Strategy Pays Big Dividends as Ford Dominates at Daytona
Sunday was a banner day for Ford Performance at Daytona International Speedway, as rookie Austin Cindric parked his No. 2 Team Penske Ford in victory lane after winning the Daytona 500 for the 17th time in the so-called Blue Oval's storied history.
The Ford camp took four of the top-five and seven of the top-10 positions, starting with Cindric and adding Chase Briscoe (3rd), Ryan Blaney (4th), Aric Almirola (5th), Michael McDowell (7th), David Ragan (8th) and Brad Keselowski (9th).
For the second straight year, a Ford was in victory lane with a driver earning their first NASCAR Cup Series victory, as McDowell earned the win in 2021 driving the No. 34 Front Row Motorsports Ford.
And it wasn’t just the 500 miles on Sunday that featured Fords at the front of the field. While Hendrick Motorsports Chevrolets dominated single-car qualifying, sweeping the front row and four of the top-five positions, it was Ford that dominated the scene any time there were multiple cars on the high banks of Daytona.
A quick recap of the four practice sessions:
· Practice 1: McDowell was quickest as Fords turned the top 5 fastest speeds
· Practice 2: Blaney was quickest as Fords turned the top 10 fastest speeds
· Practice 3: McDowell was quickest as Fords turned the top 6 fastest speeds
· Final Practice: Harrison Burton was quickest as Fords turned the top 8 fastest speeds
When it came time for the Twin Duels on Thursday night, the storylines were dominated by Ford as well, with Keselowski winning the first duel in his first season as a co-owner in the No. 6 Roush Fenway Keselowski Racing Ford. Chris Buescher made it an all-Ford night, winning the second duel and securing the sweep for RFK Racing.
Why were the Fords so dominant in the first points-paying race with the new Next Gen car at the 2.5-mile superspeedway? According to Mark Rushbrook, Global Director of Ford Performance Motorsports, it was a result of their Ford Plus strategy.
“One of the things that we do is we really push our Ford Plus strategy,” Rushbrook said Friday morning following the Duels. “I think Toyota and Chevy are doing that, as well, but it played out in our favor. We got our cars together, and I think the crew chiefs made the right calls and ended up really well for us.”
All week long, the Fords were fast in the draft and executed to perfection when it counted on Sunday.

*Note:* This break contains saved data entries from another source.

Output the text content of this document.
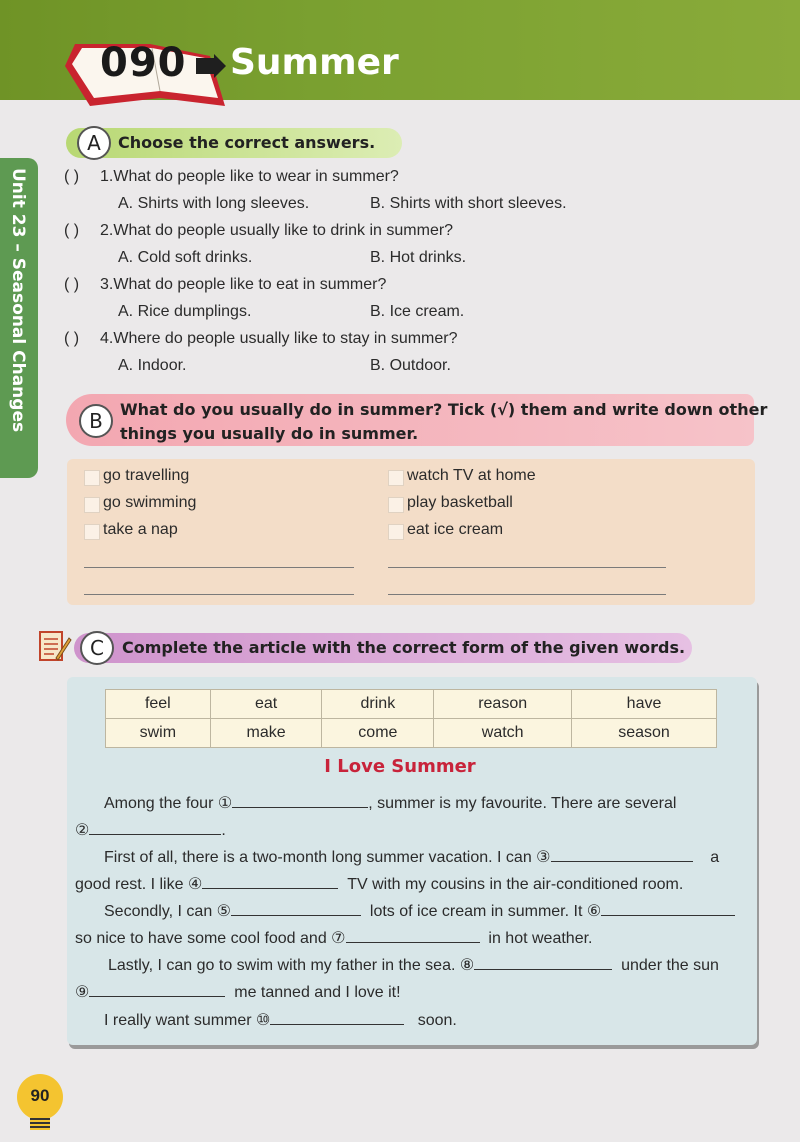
090 Summer
Unit 23 – Seasonal Changes
A	Choose the correct answers.
( ) 1.What do people like to wear in summer?
A. Shirts with long sleeves.	B. Shirts with short sleeves.
( ) 2.What do people usually like to drink in summer?
A. Cold soft drinks.	B. Hot drinks.
( ) 3.What do people like to eat in summer?
A. Rice dumplings.	B. Ice cream.
( ) 4.Where do people usually like to stay in summer?
A. Indoor.	B. Outdoor.
B	What do you usually do in summer? Tick (√) them and write down other
things you usually do in summer.
go travelling
go swimming
take a nap
watch TV at home
play basketball
eat ice cream
C	Complete the article with the correct form of the given words.
feel	eat	drink	reason	have
swim	make	come	watch	season
I Love Summer
Among the four ①	, summer is my favourite. There are several
②	.
First of all, there is a two-month long summer vacation. I can ③	a
good rest. I like ④	TV with my cousins in the air-conditioned room.
Secondly, I can ⑤	lots of ice cream in summer. It ⑥
so nice to have some cool food and ⑦	in hot weather.
Lastly, I can go to swim with my father in the sea. ⑧	under the sun
⑨	me tanned and I love it!
I really want summer ⑩	soon.
90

Blaney indicated after the race that he wasn’t going to make a move unless he was 100 percent sure either he or Cindric would win, and that mindset resulted in the third Daytona 500 victory for Team Penske, coming on team-owner Roger Penske’s 85th birthday.
“I’d be remiss if I didn’t say thank you to Ryan (Blaney),” said Jeremy Bullins, crew chief of Austin Cindric’s No. 2 Ford. “That’s a hell of a teammate. I can’t thank him enough for being that good of a teammate because we probably don’t win that race without him."
For the overtime restart, Cindric elected to take the high line with Blaney lining up on the inside so he could let his rookie teammate in-line on the bottom.
“To be honest, I never even considered asking for that (Blaney allowing Cindric in on the bottom line) when we were the leader,” Bullins said. "I thought green-white-checkered, we’re just going to race for it and see what happens here. It was Ryan’s idea. Like I said, hell of a teammate. I mean, the guy is awesome.
“Then to know you’ve got somebody back there that you can trust pushing you, he kept us out front, no doubt.”
Bringing the Harley J. Earl Trophy back to the Team Penske shop sure was a fantastic way for Penske to celebrate his 85th birthday.
“I think for Ford, for us and the whole Ford group, worked really well together," Penske said. "We’ve worked hard as teams to try to develop a plan, and I think it paid off.
“I think it was not just us, it was the entire Ford camp. If you looked at it all day long, people stayed in line. I think they did the job. And then at the end, I felt that with two cars upfront and the speed we’d had all during the race, and obviously interesting we had six Fords up there and one Toyota, and Bubba (Wallace) certainly was hungry to win, too.
“So we had to execute, and that’s what we did.”
That execution was a prime example of the family atmosphere within Ford Performance and the epitome of the Ford Plus mindset, which resulted in the manufacturer leading 128 of the 201 laps on Sunday.
“We’re a family company," Rushbrook said. "We have Edsel Ford sitting right here, and that’s how we operate as a company inside our walls at Dearborn, and that’s how we go racing.
“We don’t just pick one strong team and focus on them and only them. We approach it with, we call it Ford Plus now. We have them work together sharing, and to have Roush Fenway or RFK now strong was an important part of contributing to what we have with Wood Brothers, Penske, Stewart-Haas, and even leveraging our other teams with alliances with Front Row and Rick Ware Racing and Live Fast.
"It’s a family effort. Everybody knows their role and how they fit into it and what they’re able to share and how it betters everybody.”